Desta forma é preciso inovar. Inovar em nossas organizações e instituições, em nossas relações interpessoais. Ambientes inovadores devem ser livres de hierarquias, autoritarismos e preconceitos. Em diversos países com destaque em CT&I a ausência de hierarquia e o incentivo a participar e construir projetos é fundamental ao desenvolvimento intelectual, critico e cidadã das pós-graduandas e pós-graduandos.
Neste contexto, temos que buscar exemplos e experiências em outros contextos, e assim construir o nosso projeto de desenvolvimento nacional – de acordo com nossas características históricas. Conversando com amigas e amigos, que tiveram oportunidade de estudar em diversos países, foi possível enumerar algumas alternativas. Como exemplo, em diversos programas de pós-graduação em outros países, a relação aluno/professor, aluno/aluno, aluno/técnicos, alunos/comunidade/sociedade é muito mais próxima, dinâmica e igualitária.
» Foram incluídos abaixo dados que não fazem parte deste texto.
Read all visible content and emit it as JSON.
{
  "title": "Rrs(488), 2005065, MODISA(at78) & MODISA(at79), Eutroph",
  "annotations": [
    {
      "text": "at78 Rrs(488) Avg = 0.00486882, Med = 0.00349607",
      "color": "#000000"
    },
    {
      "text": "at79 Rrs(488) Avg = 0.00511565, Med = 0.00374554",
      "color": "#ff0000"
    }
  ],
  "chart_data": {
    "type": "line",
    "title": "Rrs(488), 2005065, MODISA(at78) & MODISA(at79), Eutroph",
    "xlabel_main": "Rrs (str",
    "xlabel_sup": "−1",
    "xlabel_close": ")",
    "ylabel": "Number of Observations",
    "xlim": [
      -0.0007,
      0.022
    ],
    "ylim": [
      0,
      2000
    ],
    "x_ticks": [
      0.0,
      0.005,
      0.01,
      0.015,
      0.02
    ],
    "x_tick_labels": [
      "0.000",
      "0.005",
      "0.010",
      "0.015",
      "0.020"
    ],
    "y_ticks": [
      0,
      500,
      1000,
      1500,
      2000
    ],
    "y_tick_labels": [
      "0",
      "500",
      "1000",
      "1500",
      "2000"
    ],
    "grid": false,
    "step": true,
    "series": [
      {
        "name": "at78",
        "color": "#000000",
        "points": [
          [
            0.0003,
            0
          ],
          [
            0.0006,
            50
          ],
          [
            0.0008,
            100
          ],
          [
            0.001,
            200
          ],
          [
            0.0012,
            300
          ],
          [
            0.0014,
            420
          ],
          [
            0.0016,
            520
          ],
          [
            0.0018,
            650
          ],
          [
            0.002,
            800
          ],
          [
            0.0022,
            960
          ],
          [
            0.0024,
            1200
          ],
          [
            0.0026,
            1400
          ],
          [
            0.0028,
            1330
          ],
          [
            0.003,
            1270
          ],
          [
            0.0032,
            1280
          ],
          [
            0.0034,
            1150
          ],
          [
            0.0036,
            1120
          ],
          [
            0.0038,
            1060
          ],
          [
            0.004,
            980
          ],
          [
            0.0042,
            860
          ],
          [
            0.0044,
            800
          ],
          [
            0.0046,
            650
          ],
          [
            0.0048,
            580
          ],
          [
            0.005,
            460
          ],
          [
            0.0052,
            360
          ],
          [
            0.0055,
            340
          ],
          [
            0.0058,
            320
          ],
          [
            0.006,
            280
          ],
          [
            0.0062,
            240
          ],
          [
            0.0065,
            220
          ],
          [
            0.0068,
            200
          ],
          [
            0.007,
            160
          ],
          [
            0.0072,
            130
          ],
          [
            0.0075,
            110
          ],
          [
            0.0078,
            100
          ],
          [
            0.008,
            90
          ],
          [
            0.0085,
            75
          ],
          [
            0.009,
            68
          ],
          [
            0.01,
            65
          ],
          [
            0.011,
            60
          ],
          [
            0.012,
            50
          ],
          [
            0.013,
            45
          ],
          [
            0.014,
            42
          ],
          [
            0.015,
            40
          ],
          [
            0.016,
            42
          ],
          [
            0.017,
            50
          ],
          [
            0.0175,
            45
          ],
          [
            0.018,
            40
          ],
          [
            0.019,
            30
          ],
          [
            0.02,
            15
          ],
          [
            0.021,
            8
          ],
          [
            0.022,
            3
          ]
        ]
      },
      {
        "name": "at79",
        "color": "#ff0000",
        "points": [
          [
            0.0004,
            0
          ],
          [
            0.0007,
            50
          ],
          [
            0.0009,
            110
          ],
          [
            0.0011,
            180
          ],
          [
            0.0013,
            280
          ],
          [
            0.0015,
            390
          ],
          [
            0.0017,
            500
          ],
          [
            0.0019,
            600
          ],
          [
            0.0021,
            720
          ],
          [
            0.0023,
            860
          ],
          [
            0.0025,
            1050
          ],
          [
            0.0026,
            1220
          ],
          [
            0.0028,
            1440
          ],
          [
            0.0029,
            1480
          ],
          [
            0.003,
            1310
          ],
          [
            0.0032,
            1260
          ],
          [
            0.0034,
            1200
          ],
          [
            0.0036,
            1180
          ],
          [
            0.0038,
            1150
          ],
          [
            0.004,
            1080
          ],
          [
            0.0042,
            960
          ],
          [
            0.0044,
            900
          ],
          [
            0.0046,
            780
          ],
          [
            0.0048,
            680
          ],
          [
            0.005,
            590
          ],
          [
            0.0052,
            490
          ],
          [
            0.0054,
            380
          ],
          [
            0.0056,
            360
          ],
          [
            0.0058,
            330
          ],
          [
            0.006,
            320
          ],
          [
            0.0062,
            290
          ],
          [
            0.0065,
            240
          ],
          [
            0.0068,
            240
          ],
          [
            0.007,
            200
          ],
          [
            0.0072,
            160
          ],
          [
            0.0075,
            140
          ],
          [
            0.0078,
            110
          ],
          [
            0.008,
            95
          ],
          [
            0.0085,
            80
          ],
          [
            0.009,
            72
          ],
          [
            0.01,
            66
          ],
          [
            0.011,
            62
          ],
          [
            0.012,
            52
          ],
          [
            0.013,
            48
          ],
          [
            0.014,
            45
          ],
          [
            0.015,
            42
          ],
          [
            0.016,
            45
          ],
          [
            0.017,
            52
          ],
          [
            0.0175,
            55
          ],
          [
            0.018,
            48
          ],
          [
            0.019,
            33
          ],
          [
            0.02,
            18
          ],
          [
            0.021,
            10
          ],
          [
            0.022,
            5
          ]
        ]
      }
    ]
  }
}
A universidade deve experimentar formas de organizações que supere o nosso individualismo e egoísmo. É preciso incentivar a cooperação, a troca de conhecimentos e a solidariedade. (Nós cuidamos muito pouco uns dos outros e do que é coletivo comum). Proporcionando espaços de natureza horizontal e interdisciplinar, que fomentem as interseções coletivas e a cooperação, fundamental para a construção de um processo de desenvolvimento tecnológico e de inovação duradouro. Assim como organização econômica, que garanta o financiamento de pesquisas a médio e longo prazo.
A Pós-Graduação Nova no Brasil depende de mudança cultural que consiga experimentar novas formas de organização políticas, sociais e econômicas. As discussões que são realizadas para implementar a Lei de Direitos são fundamentais, que seja a base do que não queremos – continuar a reproduzir. E que sirvam para reflexão maior, que seja espaço para edificar e consolidar a ciência que queremos para o nosso povo.
A força motriz para continuar na luta por um país menos desigual e injusto, por um Brasil Novo, popular e melhor!
*Iberê Marti é diretor da ANPG e doutorando em Agronomia/Plantas Medicinais, Arom.e Condim. na UFLA.